The Jammu and Kashmir police, Mir said, told the leaders in clear terms that they won't be able to provide them security in militancy areas.
While many politicians in South Kashmir have shifted to 'secure' Srinagar, Jammu or Delhi, others like Mir have remained stranded in the same place.
"Where will I go. I have no house apart from one in Muran. Had leaders not allowed me to stay in this office, I would have been dead. The government wants us to go to dogs," he said.
Mir resents having to live like a refugee on his own land. He says he has to do all the work by himself and that includes getting grocery, cooking and cleaning.
"I have told my family not to visit me regularly because I don't want to put them in trouble. They met me briefly this Eid. I spent my days almost alone," he said, looking at the walls of his room where big blowups of three generations of Abdullahs are pasted.
Mir was forced into politics after his father, a National Conference veteran, was killed by militants in 1994.
In 1996, he was given a ticket and he won the Assembly elections from Rajpora constituency but lost in three successive attempts to make it to the Assembly. He survived dozens of militant attacks including two deadly ones in 2018 and 2019 when two of his personal security officers were killed.
Winning or losing did not matter to him until August of last year when he was hauled from his home and told to stay put.
"Police shifted me from my residence to this building at 2 am on August 3, 2019. Since then I am here."
The last one year has forced Mir to introspect and weigh the pros and cons of being a part of politics. He rues his decision of joining politics as it has made him vulnerable, homeless and immobilised.
"I have a family including small grandchildren but it is such a curse that we are not living under one roof."

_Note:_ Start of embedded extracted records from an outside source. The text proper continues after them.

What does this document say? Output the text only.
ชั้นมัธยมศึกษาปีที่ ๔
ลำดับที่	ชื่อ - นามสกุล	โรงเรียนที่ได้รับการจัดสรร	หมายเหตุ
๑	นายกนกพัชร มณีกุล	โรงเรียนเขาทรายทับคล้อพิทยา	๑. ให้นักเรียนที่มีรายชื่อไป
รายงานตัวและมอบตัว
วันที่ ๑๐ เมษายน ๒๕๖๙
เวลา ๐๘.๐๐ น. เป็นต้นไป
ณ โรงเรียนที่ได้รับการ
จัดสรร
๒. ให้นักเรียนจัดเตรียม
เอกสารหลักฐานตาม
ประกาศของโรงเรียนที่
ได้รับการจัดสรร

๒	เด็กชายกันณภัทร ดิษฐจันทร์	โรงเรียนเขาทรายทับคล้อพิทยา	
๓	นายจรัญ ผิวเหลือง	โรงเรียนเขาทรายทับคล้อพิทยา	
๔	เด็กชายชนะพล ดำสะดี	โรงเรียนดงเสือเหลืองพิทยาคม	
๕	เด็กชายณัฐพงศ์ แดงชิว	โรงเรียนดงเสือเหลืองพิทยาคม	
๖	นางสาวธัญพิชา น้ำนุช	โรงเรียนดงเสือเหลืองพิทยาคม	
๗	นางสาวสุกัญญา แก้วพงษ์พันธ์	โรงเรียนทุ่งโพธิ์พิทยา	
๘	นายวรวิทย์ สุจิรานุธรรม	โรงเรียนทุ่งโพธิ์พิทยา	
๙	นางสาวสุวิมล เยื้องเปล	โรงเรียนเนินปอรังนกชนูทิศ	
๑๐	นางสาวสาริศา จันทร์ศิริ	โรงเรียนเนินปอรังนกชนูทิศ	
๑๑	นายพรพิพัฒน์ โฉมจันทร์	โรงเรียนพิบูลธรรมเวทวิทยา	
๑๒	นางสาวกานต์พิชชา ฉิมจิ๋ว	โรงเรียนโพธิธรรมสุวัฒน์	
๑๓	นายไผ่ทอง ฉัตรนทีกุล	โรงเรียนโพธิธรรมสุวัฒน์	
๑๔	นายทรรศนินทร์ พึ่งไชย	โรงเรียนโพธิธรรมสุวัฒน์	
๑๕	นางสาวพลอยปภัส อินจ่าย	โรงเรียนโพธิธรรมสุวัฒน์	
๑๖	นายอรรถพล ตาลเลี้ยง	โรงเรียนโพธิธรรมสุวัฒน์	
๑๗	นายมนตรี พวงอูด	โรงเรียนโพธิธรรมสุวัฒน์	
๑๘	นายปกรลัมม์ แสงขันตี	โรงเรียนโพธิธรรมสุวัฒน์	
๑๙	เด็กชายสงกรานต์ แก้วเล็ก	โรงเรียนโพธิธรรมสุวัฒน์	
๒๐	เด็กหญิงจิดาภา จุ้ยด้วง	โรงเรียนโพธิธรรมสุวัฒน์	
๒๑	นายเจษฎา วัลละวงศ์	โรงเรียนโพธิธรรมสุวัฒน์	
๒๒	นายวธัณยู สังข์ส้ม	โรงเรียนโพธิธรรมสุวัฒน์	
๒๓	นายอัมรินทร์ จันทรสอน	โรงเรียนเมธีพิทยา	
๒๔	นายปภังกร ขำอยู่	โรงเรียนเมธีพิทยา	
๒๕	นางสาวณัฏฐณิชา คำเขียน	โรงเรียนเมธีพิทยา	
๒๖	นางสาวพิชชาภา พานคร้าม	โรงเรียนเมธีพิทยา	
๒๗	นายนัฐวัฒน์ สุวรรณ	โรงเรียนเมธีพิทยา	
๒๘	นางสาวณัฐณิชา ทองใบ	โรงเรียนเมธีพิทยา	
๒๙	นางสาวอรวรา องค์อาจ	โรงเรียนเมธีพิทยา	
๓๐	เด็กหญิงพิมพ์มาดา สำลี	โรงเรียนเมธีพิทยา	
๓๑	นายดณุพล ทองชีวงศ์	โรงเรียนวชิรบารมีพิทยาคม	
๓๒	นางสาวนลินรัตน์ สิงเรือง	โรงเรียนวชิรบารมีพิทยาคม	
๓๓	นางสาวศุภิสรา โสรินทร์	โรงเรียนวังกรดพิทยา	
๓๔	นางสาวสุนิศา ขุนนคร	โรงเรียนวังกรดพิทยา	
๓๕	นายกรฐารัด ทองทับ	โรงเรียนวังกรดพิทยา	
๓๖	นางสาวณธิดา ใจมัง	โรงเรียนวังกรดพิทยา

"Had I been given security at home, I would not have faced this problem."
The last few years have not been good for mainstream politicians. Militants have been repeatedly targeting political workers. Mir's party has reportedly lost at least 3,000 workers followed by Congress and PDP. Over the last one month, militants have been increasingly targetting the BJP leaders. Five BJP leaders were recently killed in three separate districts. The killings have forced many BJP activists to publically quit politics.
The BJP top national leaders have asked government to review the security of their cadre.
Mir said till security is not provided to politicians, they won't be able to return to their homes and reunite with families. "It is a huge dilemma for people like me."